La mostra della Collezione Salini ai Magazzini del Sale non può chiudere fra quattro giorni, il 15 settembre. Prorogarla sarebbe un dovere. Ma forse, di più, un diritto. Per i senesi. Perché noi in estate siamo distratti. Si va al mare, a Follonica, a Castiglioni, a Marina. E sono pochi, quattro giorni, per rimediare. Io, visitatore “a gratis” numero 36704, sono uscito da questa mostra pieno di emozioni. E non lo so perché. Non lo so perché quei santi intrisi nell’oro che mi guardavano fino in fondo, o quelle statue grandi di donne Madonne, o quei “coccini” smaltati di verde smeraldo, mi abbiano riconciliato con il mio essere senese. Eppure è successo.
Scrivo cose di “pancia”, di fronte alle quali intellettuali, architetti trendy e rigorosi storici dell’arte, inorridiranno. Ma chi se ne frega!
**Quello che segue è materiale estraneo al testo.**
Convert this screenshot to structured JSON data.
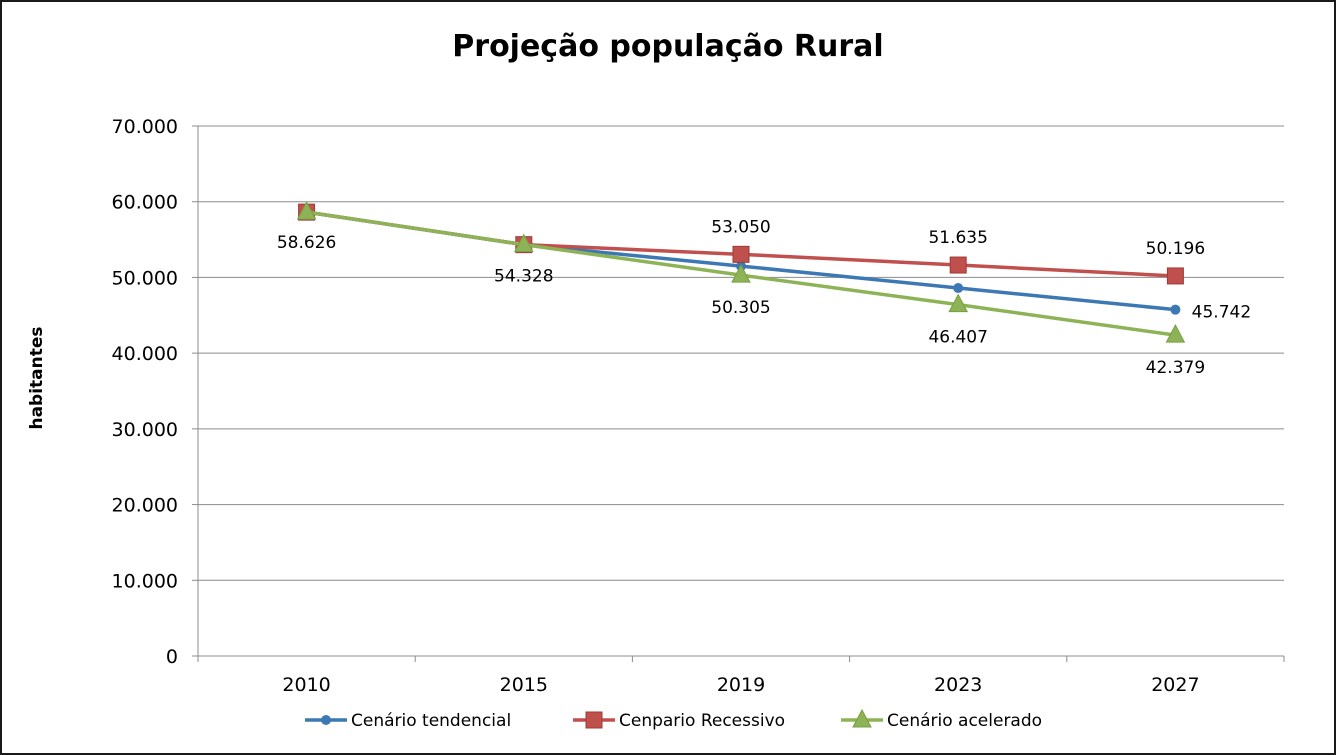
{
  "chart_data": {
    "type": "line",
    "title": "Projeção população Rural",
    "xlabel": "",
    "ylabel": "habitantes",
    "categories": [
      "2010",
      "2015",
      "2019",
      "2023",
      "2027"
    ],
    "ylim": [
      0,
      70000
    ],
    "yticks": [
      {
        "value": 0,
        "label": "0"
      },
      {
        "value": 10000,
        "label": "10.000"
      },
      {
        "value": 20000,
        "label": "20.000"
      },
      {
        "value": 30000,
        "label": "30.000"
      },
      {
        "value": 40000,
        "label": "40.000"
      },
      {
        "value": 50000,
        "label": "50.000"
      },
      {
        "value": 60000,
        "label": "60.000"
      },
      {
        "value": 70000,
        "label": "70.000"
      }
    ],
    "grid": true,
    "legend_position": "bottom",
    "series": [
      {
        "name": "Cenário tendencial",
        "color": "#3c78b4",
        "marker": "circle",
        "values": [
          58626,
          54328,
          51500,
          48600,
          45742
        ],
        "labels": [
          "",
          "",
          "",
          "",
          "45.742"
        ]
      },
      {
        "name": "Cenpario Recessivo",
        "color": "#c0504d",
        "marker": "square",
        "values": [
          58626,
          54328,
          53050,
          51635,
          50196
        ],
        "labels": [
          "",
          "",
          "53.050",
          "51.635",
          "50.196"
        ]
      },
      {
        "name": "Cenário acelerado",
        "color": "#8db356",
        "marker": "triangle",
        "values": [
          58626,
          54328,
          50305,
          46407,
          42379
        ],
        "labels": [
          "58.626",
          "54.328",
          "50.305",
          "46.407",
          "42.379"
        ]
      }
    ]
  }
}
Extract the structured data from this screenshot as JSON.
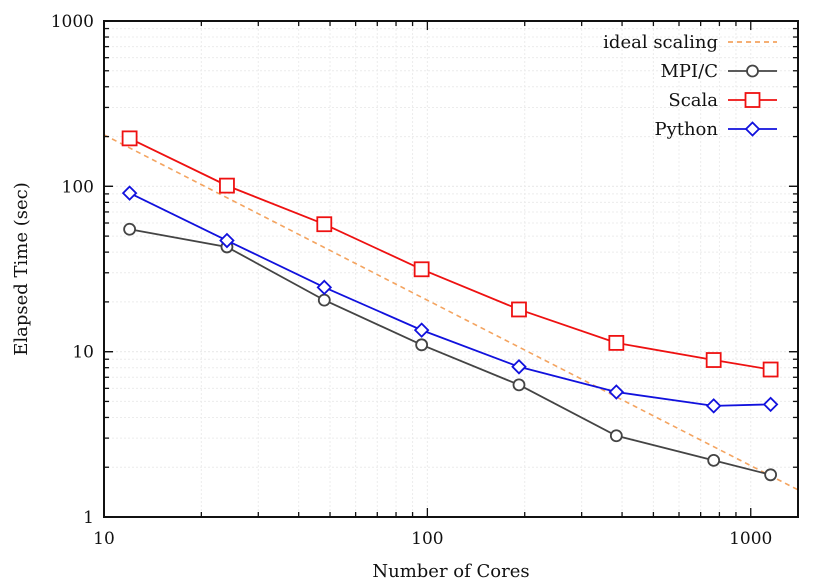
{
  "chart_data": {
    "type": "line",
    "title": "",
    "xlabel": "Number of Cores",
    "ylabel": "Elapsed Time (sec)",
    "xscale": "log",
    "yscale": "log",
    "xlim": [
      10,
      1400
    ],
    "ylim": [
      1,
      1000
    ],
    "x_ticks": [
      10,
      100,
      1000
    ],
    "x_tick_labels": [
      "10",
      "100",
      "1000"
    ],
    "y_ticks": [
      1,
      10,
      100,
      1000
    ],
    "y_tick_labels": [
      "1",
      "10",
      "100",
      "1000"
    ],
    "grid": true,
    "legend_position": "top-right",
    "series": [
      {
        "name": "ideal scaling",
        "color": "#f4a460",
        "style": "dashed",
        "marker": "none",
        "x": [
          10,
          1400
        ],
        "y": [
          205,
          1.46
        ]
      },
      {
        "name": "MPI/C",
        "color": "#444444",
        "style": "solid",
        "marker": "circle",
        "x": [
          12,
          24,
          48,
          96,
          192,
          384,
          768,
          1152
        ],
        "y": [
          55,
          43,
          20.5,
          11,
          6.3,
          3.1,
          2.2,
          1.8
        ]
      },
      {
        "name": "Scala",
        "color": "#ee1111",
        "style": "solid",
        "marker": "square",
        "x": [
          12,
          24,
          48,
          96,
          192,
          384,
          768,
          1152
        ],
        "y": [
          195,
          101,
          59,
          31.5,
          18,
          11.3,
          8.9,
          7.8
        ]
      },
      {
        "name": "Python",
        "color": "#1111dd",
        "style": "solid",
        "marker": "diamond",
        "x": [
          12,
          24,
          48,
          96,
          192,
          384,
          768,
          1152
        ],
        "y": [
          91,
          47,
          24.5,
          13.5,
          8.1,
          5.7,
          4.7,
          4.8
        ]
      }
    ]
  }
}
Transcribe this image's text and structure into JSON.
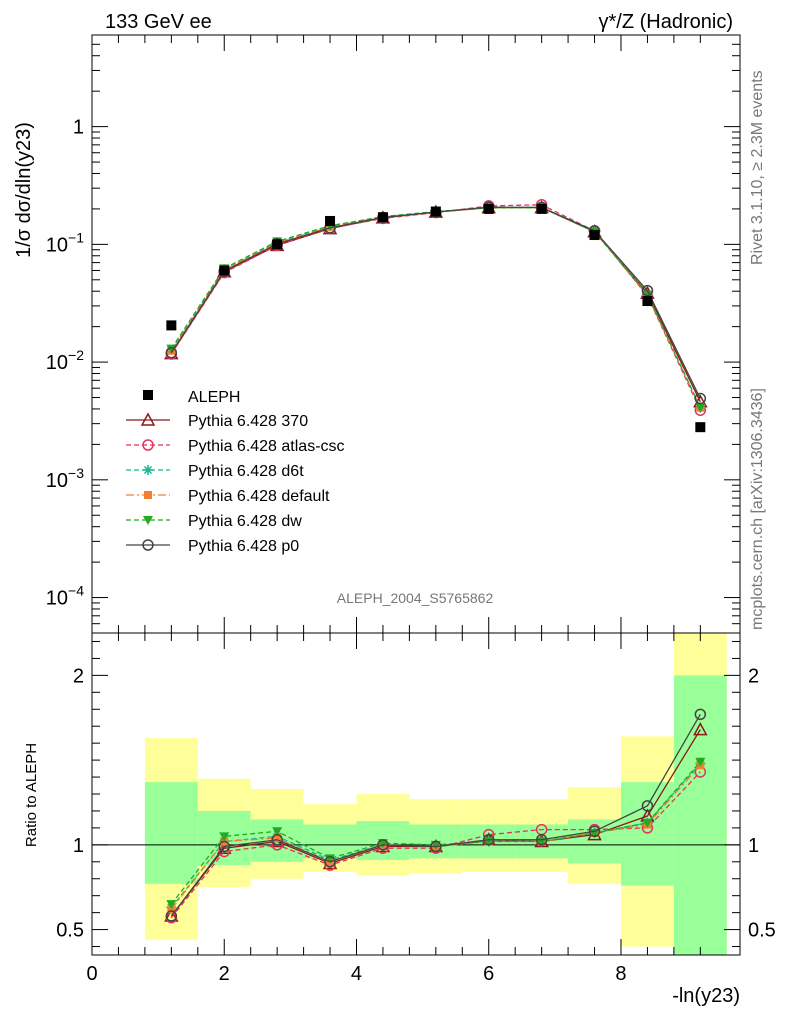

Questa mostra che ti porta dentro le meraviglie esposte, senza barriere, come in una specie di cammino – senza trincee- della bellezza, ti sfida, ti incoraggia e ti costringe a misurarti. La puoi toccare. E allora ti fa pensare. Eravamo questo. Anche in una piccola tavoletta portata via da una pala d’altare. Anche in una statuetta sullo stile del Pisano, noi, a Siena, eravamo questo: spettacolari naufraghi in cerca della bellezza. Eravamo forti, a quei tempi, prima e dopo la peste. Potenti nell’economia, audaci nella politica. E di conseguenza – oppure per il contrario – audaci nella ricerca pervicace della bellezza. E questa mostra, che nello spazio di una sola estate, ci riporta a quei secoli della meraviglia e della vera grandezza – molto di più di Montaperti – mi pare un segno di conforto e di incitamento.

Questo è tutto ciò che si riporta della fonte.